Musim Kemarau, Petani Muktisari Cipaku Rugi Besar

 

Samiyun Petani Desa Muktisari Kecamatan Cipaku

Buletin Indonesia News Ciamis, — Kemarau yang melanda Kabupaten Ciamis membuat ratusan hektare tamanan padi di area pesawahan Desa Muktisari Kecamatan Cipaku rusak dan mengering.

Kekeringan selama dua bulan terakhir, membuat petani padi merugi hingga ratusan juta rupiah akibat gagal panen yang sebabkan kemarau ini..

Bahkan untuk menyiasati kerugian yang sangat besar, petani terpaksa memanen tanaman padinya sejak dini, meski hasil panen mereka tidak sebanding dengan modal yang ia keluarkan.

Biasanya petani memanen tanaman padi menghasilkan sekitar empat ton, namun akibat gagal panen ini petani hanya mendapatkan dua hingga satu ton dalam satu hektar dengan kualitas gabah tanpa berisi bulir padi.

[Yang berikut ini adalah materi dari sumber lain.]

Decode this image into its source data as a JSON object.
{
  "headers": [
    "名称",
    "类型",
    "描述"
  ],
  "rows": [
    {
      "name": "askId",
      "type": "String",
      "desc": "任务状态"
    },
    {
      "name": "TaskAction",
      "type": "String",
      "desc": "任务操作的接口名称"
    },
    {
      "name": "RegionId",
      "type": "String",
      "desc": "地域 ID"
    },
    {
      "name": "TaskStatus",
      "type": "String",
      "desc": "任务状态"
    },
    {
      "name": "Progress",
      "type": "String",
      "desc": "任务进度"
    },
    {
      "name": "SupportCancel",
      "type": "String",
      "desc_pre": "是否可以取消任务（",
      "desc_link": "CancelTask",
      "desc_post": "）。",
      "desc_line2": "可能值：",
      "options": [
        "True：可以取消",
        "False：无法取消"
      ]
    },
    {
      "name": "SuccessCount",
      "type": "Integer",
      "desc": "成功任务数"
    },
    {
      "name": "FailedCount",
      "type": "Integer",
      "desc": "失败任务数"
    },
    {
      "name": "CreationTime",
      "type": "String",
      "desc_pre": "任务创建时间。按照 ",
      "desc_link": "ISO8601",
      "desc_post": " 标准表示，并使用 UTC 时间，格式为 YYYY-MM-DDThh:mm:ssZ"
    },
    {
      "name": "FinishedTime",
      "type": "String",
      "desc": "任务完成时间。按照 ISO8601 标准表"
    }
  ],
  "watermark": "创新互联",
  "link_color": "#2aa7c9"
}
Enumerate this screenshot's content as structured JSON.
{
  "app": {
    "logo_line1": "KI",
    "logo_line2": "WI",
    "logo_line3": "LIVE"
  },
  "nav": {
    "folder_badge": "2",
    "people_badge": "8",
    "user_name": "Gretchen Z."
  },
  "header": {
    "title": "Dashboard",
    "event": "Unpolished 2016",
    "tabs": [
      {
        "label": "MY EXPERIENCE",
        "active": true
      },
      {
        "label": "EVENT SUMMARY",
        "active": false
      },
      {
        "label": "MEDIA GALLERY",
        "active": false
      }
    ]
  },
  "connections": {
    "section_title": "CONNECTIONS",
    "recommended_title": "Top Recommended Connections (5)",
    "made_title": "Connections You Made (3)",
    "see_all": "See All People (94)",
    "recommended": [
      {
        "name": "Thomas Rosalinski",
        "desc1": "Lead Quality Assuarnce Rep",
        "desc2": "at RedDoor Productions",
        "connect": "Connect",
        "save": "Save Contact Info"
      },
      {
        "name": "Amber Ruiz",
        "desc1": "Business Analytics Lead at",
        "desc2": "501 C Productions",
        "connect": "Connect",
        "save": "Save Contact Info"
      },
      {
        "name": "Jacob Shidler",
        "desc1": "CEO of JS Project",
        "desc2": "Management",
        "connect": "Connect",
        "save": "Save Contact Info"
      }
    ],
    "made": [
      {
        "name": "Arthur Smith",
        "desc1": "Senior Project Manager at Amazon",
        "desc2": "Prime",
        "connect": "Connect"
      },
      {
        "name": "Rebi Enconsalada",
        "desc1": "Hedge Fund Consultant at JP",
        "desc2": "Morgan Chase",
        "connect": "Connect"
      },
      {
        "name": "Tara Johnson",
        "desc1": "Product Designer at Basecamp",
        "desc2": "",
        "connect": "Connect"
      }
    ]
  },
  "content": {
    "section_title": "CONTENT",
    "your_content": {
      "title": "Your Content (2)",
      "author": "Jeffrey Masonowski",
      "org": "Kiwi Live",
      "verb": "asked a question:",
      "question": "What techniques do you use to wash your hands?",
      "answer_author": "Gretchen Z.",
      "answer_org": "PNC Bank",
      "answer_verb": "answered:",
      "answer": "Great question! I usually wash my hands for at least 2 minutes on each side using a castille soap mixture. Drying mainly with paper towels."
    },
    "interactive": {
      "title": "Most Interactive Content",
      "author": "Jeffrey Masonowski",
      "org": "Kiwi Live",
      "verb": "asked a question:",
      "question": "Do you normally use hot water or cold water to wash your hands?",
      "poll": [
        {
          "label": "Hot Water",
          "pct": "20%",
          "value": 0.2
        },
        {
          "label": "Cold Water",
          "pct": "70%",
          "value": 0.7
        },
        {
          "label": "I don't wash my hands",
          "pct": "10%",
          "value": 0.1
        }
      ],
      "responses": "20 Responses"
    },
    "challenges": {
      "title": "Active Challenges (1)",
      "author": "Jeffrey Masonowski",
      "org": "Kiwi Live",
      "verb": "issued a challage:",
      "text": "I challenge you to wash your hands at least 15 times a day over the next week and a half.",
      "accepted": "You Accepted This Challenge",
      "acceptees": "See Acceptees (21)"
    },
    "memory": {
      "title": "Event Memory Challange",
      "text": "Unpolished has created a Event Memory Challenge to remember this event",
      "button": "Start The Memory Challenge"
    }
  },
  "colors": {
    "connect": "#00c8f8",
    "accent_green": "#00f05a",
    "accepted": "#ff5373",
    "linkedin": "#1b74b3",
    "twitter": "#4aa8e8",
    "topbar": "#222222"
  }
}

“Bahkan, tanaman padi kami banyak mati akibat musim kemarau panjang dan kurangnya pasokan air dari irigrasi serta air hujan,” ujar Samiyun, salah seorang petani Rabu (20/09/17).

Ia menambahkan, jika kemarau ini terus melanda daerah Muktisari besar kemungkinan beralih profesi menanam palawija.

“Mungkin Saya akan menanam jagung jika tidak ada air,” tambahnya.